FX Trading focus: US yields shrug off hot US CPI data, USD breaks lower.
The US December CPI registered its highest headline inflation in nearly forty years – largely as expected, but with the month-on-month figures surprising slightly to the upside at +0.5%/+0.6% ex Food and Energy month-on-month and the ex Food and Energy year-on-year at 5.5% (vs. 4.9% in November), while the headline year-on-year level was the expected +7.0%. More interesting is that this latest data point seems to have revealed that Fed expectations have gotten about as high as they can recently as policy expectations for the coming one-three years and even long US treasury yields have consolidated rather sharply through the last couple of days and despite this data and hawkish talk from now “four hikes in 2022” Bullard of the St. Louis Fed. AS well, the US dollar was stung for sharp losses, including an important technical break higher in EURUSD and bearish reversal in USDJPY.
Yesterday’s action would seem to suggest that Fed expectations are not worth much for the US dollar, which fell across the board as many commodities also surged, perhaps in reflexive fashion. That would suggest that the US dollar’s only remaining card would be on a new round of safe haven seeking if risk sentiment rolls over again. Either that, or we would need to see the Fed’s perceived “terminal rate”, the rate at which the market is pricing the coming Fed rate hike cycle. If those who suggest the balance sheet reduction will prove the policy option that asset markets are unable to absorb without a tantrum, then perhaps the Fed never gets. Until then, the political need to be seen as getting ahead of inflation will keep the Fed on track to hike soon and possibly hike more than the market is expecting for the coming year.

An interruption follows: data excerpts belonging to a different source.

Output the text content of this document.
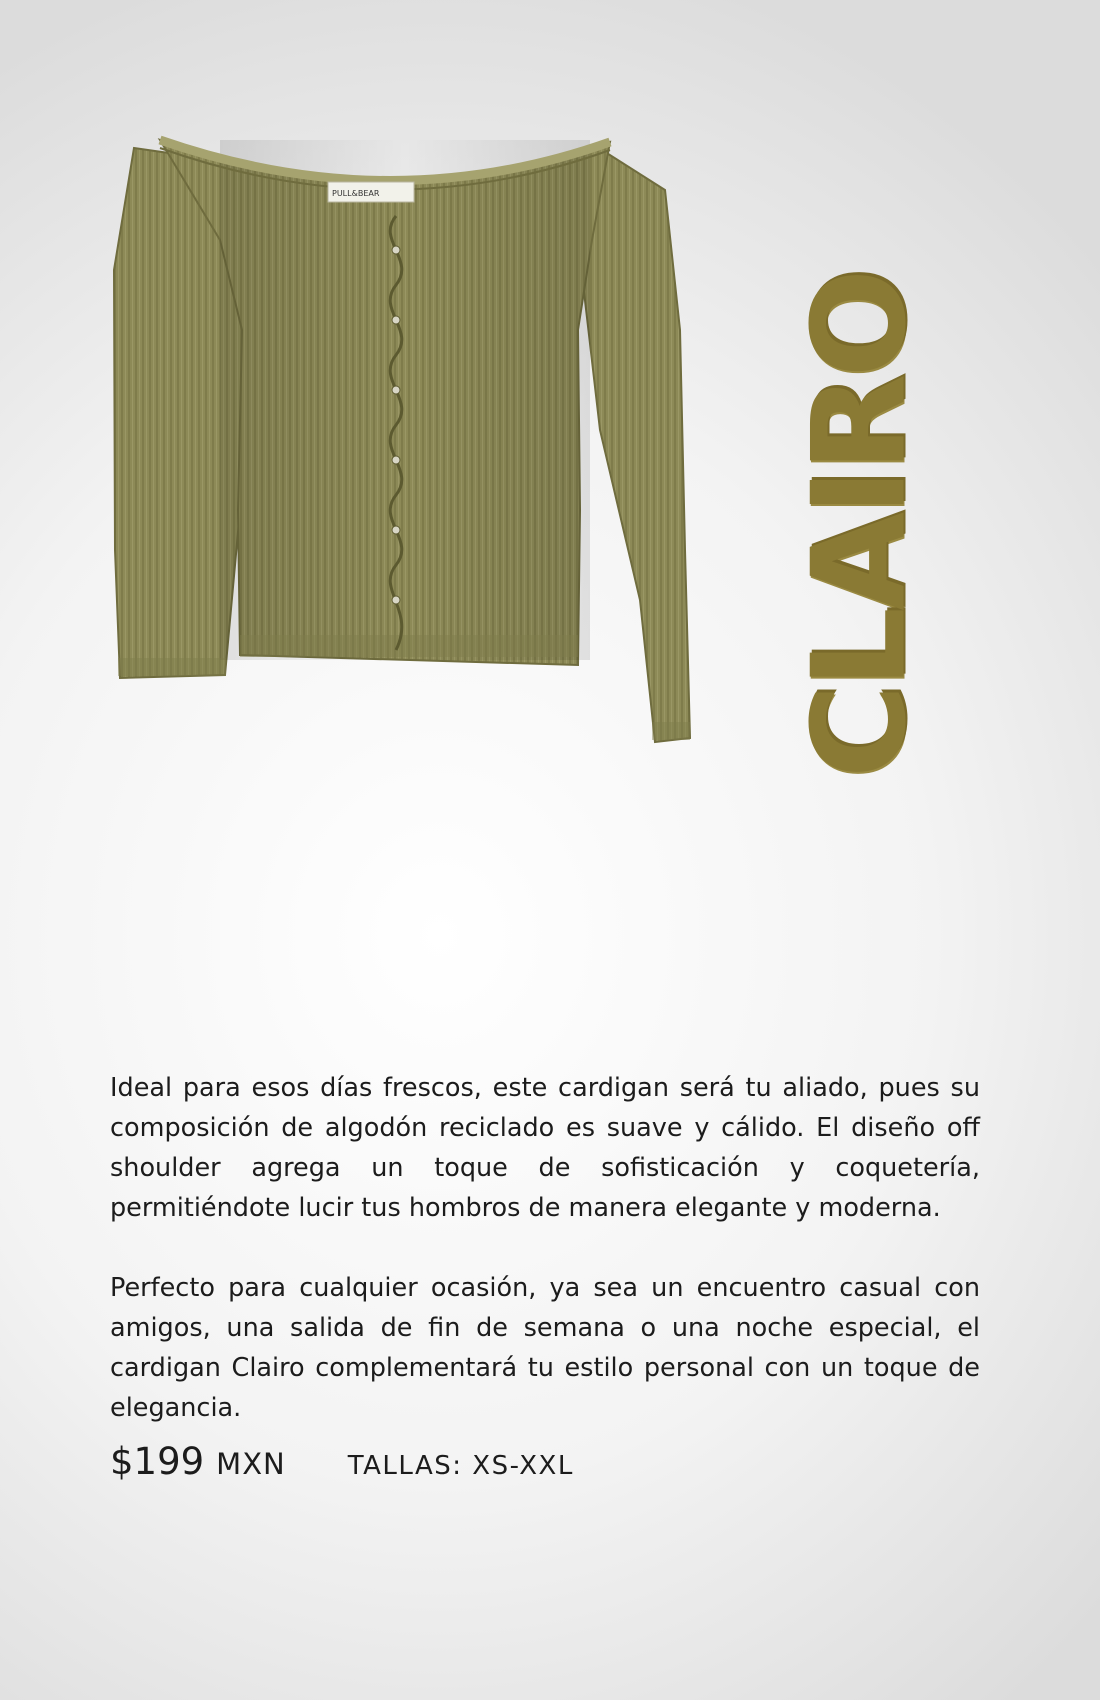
PULL&BEAR
CLAIRO

Ideal para esos días frescos, este cardigan será tu aliado, pues su composición de algodón reciclado es suave y cálido. El diseño off shoulder agrega un toque de sofisticación y coquetería, permitiéndote lucir tus hombros de manera elegante y moderna.

Perfecto para cualquier ocasión, ya sea un encuentro casual con amigos, una salida de fin de semana o una noche especial, el cardigan Clairo complementará tu estilo personal con un toque de elegancia.

$199 MXN TALLAS: XS-XXL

Regardless, the US dollar has broken stronger until proven otherwise – continued strength in commodities and strength in asset markets would likely see a continuation, while weakening risk sentiment would see perhaps stronger G3 versus the rest.
Chart: EURUSD
The EURUSD super-major burst through very well-defined resistance at 1.1386 yesterday that had capped the action for the pair since late November as the US dollar weakened sharply in the wake of the December CPI release yesterday, clearly a sign that it is difficult to shift the market’s level of the Fed’s “terminal” policy rate for the coming rate cycle beyond the 2.0% area. The next key resistance area looks like 1.1500-25, the prior range lows before a significant meltdown on November 10 – ironically the day that a hot US October CPI release triggered a major reassessment of the potential for the Fed to hike more this year. The break of the downward trend-line has softened up the longer term down-trend at minimum.